America loves the NFL and continues to support it even as its players, coaches and officials strive to work effectively within the new rules designed to enhance player safety. Give credit to the NFL for seeking to improve the safety of players in an inherently dangerous sport.
Of course, for most of us the only danger football poses is the risk of a pulled muscle while reaching for the remote control to switch channels to a different game. For the actual men who play the games for our entertainment, the new rules could lead to fewer foggy lives marked by cognitive impairment (see Favre, Brett for a current example). That’s a good thing, so whatever one thinks about past actions (or inaction) of the NFL, it would appear that better days are ahead in terms of player health and safety.
But as soon as I write that, I think about Thursday night NFL games (each team in the NFL will play a regular season game on Thursday night this season) and I wonder:
Is it truly possible that an NFL player, no matter how gifted athletically, can shake off the physical devastation that each Sunday brings and be ready to play on Thursday after only three days rest? How can Thursday games possibly be in the best interests of the players?
Of course, Thursday night games are not a new development (the NFL started its Thursday night package back in 2006), but given the NFL’s recent public emphasis on player safety, it is fair to ask how the NFL can continue to put tired, banged-up players on the field for these Thursday contests after only three days of rest. In addition, it’s been reported that the NFL is considering expanding its Thursday night offerings, thus putting even more tired, banged-up players on the field in harm’s way after only three days rest. Can Wednesday night football be far away?
In its defense, the NFL points to data that demonstrate that injury rates are virtually identical in these Thursday games compared with injury rates for the regular Sunday games. Also, some NFL players have noted that they like the Thursday games because playing on Thursday gives the players a respite from contact drills in practice during that short week. And, the point has been made that teams playing Thursday night benefit from added rest time as compared with their opponents in the next game.
So the NFL position must be that there are no player-safety issues involved with Thursday games, because to say otherwise would be to acknowledge that money outweighs issues related to player safety. I hope the NFL is right in its assessment of safety issues for its players.

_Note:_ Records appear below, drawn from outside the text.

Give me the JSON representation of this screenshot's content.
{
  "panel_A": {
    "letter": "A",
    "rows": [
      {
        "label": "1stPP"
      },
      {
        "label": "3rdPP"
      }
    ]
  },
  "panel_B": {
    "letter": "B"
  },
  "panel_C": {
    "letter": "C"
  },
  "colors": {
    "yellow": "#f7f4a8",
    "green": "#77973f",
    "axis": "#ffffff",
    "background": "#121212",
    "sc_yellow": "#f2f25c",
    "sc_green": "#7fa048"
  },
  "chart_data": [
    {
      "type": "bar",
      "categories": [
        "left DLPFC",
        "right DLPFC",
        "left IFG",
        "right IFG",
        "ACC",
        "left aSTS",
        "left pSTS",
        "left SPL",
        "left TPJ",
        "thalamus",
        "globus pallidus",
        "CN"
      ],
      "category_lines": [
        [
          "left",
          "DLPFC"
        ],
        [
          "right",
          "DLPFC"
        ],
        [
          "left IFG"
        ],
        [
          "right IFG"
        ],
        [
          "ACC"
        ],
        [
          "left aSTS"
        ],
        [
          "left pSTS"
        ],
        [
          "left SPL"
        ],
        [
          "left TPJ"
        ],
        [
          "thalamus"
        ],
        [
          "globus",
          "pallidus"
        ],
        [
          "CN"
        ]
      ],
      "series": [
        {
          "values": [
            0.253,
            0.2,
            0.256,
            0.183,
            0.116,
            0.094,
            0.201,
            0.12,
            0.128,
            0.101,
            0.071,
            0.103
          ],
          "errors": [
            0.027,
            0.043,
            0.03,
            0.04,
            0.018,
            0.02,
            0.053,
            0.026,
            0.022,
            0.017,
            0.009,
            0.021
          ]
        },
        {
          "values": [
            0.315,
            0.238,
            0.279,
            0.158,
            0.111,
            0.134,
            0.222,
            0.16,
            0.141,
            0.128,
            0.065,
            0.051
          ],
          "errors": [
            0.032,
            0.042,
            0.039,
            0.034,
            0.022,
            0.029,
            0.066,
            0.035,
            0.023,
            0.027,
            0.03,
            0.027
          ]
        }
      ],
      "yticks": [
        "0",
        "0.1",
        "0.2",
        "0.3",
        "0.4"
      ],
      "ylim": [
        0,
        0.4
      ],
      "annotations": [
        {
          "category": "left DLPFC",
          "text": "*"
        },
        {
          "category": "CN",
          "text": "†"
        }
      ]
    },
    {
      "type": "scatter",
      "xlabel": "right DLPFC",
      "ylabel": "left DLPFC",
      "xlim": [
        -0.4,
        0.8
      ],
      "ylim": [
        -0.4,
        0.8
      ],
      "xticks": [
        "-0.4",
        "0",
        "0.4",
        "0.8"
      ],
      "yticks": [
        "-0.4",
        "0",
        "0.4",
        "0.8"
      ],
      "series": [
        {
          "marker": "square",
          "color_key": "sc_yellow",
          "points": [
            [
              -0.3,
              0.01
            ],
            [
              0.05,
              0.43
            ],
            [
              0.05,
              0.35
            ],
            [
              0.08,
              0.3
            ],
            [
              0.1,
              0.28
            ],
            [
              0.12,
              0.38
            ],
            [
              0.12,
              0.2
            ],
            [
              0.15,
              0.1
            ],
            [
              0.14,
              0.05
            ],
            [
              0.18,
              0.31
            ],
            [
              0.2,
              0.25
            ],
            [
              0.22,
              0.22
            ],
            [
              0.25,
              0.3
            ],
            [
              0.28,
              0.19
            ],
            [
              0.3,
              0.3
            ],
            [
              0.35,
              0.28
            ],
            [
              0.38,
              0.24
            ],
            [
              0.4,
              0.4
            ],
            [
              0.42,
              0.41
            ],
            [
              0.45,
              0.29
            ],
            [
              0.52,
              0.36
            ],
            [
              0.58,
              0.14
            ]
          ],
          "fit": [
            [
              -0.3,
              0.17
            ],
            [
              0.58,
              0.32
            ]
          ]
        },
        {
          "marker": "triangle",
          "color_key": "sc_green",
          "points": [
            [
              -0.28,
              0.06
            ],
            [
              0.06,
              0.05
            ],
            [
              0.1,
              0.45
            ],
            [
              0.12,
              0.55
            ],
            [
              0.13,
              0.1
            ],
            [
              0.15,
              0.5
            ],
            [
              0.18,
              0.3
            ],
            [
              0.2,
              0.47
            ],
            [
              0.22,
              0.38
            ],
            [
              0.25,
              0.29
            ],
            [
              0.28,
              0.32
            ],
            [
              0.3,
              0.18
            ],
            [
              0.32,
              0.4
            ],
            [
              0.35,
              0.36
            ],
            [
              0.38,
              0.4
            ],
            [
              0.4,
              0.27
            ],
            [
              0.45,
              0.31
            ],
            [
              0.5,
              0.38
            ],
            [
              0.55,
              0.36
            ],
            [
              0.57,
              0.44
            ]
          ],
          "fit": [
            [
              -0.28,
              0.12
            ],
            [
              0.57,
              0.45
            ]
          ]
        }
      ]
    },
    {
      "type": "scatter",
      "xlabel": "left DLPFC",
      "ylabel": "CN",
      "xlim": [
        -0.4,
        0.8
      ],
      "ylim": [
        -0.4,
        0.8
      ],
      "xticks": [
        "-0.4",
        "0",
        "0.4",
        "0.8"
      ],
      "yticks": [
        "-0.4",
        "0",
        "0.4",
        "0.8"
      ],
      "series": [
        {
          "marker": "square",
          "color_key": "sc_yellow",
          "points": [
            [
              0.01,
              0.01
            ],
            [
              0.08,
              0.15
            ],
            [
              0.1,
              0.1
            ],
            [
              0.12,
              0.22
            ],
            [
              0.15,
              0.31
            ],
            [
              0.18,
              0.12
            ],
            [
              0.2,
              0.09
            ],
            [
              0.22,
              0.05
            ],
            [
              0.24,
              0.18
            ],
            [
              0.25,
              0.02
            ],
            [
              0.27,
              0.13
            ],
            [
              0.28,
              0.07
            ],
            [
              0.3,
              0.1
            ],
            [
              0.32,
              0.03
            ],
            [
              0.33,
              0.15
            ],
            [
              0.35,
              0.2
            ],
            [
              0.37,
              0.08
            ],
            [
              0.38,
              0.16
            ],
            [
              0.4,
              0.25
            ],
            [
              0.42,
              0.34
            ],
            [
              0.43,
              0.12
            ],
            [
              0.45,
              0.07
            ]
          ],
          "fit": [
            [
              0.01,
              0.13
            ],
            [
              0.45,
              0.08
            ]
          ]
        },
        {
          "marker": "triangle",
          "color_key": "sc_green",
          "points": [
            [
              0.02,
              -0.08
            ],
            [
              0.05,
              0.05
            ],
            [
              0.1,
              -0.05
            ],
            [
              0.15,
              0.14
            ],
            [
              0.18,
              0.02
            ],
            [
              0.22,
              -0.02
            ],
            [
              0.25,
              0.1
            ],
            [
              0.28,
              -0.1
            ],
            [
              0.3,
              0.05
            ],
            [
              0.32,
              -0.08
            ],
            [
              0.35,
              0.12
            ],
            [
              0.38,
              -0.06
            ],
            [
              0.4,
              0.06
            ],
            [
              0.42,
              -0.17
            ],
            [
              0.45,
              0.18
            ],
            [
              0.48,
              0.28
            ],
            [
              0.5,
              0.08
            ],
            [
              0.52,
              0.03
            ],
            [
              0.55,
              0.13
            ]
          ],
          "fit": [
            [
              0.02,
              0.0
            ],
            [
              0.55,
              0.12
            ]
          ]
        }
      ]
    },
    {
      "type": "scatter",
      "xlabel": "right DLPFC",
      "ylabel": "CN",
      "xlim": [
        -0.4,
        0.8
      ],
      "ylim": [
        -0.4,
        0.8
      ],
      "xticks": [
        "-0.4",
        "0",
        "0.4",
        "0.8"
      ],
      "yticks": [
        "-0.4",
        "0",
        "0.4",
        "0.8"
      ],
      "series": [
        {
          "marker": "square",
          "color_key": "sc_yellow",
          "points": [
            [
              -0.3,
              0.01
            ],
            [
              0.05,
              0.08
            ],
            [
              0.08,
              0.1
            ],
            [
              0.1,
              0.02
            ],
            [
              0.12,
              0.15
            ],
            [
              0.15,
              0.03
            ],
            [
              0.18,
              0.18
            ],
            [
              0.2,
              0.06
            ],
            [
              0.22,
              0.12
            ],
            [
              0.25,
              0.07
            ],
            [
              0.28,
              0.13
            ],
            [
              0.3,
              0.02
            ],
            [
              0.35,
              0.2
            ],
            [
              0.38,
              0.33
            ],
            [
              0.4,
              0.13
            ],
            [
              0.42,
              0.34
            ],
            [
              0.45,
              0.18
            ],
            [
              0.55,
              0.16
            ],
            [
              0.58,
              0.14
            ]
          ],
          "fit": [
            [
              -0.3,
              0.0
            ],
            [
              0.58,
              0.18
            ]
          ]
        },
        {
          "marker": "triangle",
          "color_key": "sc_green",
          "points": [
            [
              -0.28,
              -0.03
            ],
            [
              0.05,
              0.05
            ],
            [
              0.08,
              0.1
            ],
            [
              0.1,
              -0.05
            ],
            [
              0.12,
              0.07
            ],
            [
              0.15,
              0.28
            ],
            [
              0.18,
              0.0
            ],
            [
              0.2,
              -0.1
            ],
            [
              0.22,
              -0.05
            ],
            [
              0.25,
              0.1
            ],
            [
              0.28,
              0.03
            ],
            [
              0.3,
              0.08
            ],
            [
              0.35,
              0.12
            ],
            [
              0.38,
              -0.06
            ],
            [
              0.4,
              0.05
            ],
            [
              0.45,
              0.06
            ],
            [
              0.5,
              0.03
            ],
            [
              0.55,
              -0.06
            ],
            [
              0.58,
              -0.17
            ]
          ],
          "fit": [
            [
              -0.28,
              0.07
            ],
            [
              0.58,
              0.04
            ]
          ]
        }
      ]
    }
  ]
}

From a business perspective, the move to Thursday nights certainly makes sense for the NFL. These games, while not an artistic success, have been a success in the ratings. The fact that consumers will watch these games, whatever the level of play, demonstrates the incredible power of the NFL brand.
But just because Thursday night games make sense financially, does that make it the right thing for the NFL to do for its players? Would it hurt the NFL to leave a few dollars on the table and not expand its already dominant brand to Thursday nights?
That last question is probably a silly one. After all, what business would turn down an opportunity to further capitalize on its significant success in the marketplace? If the consumers weren’t interested in watching Thursday night games, perhaps the NFL would have an incentive to restrict its product to Sundays. But as long as the public continues to support those Thursday contests by tuning in to NFL Network and attending the games, and as long as the NFL is comfortable with the rate of injuries suffered by its players in the Thursday games, then it will be full steam ahead on Thursday nights.
What do you think? Do Thursday games represent an unnecessary accident waiting to happen, or are they a reasonable modification of the regular schedule?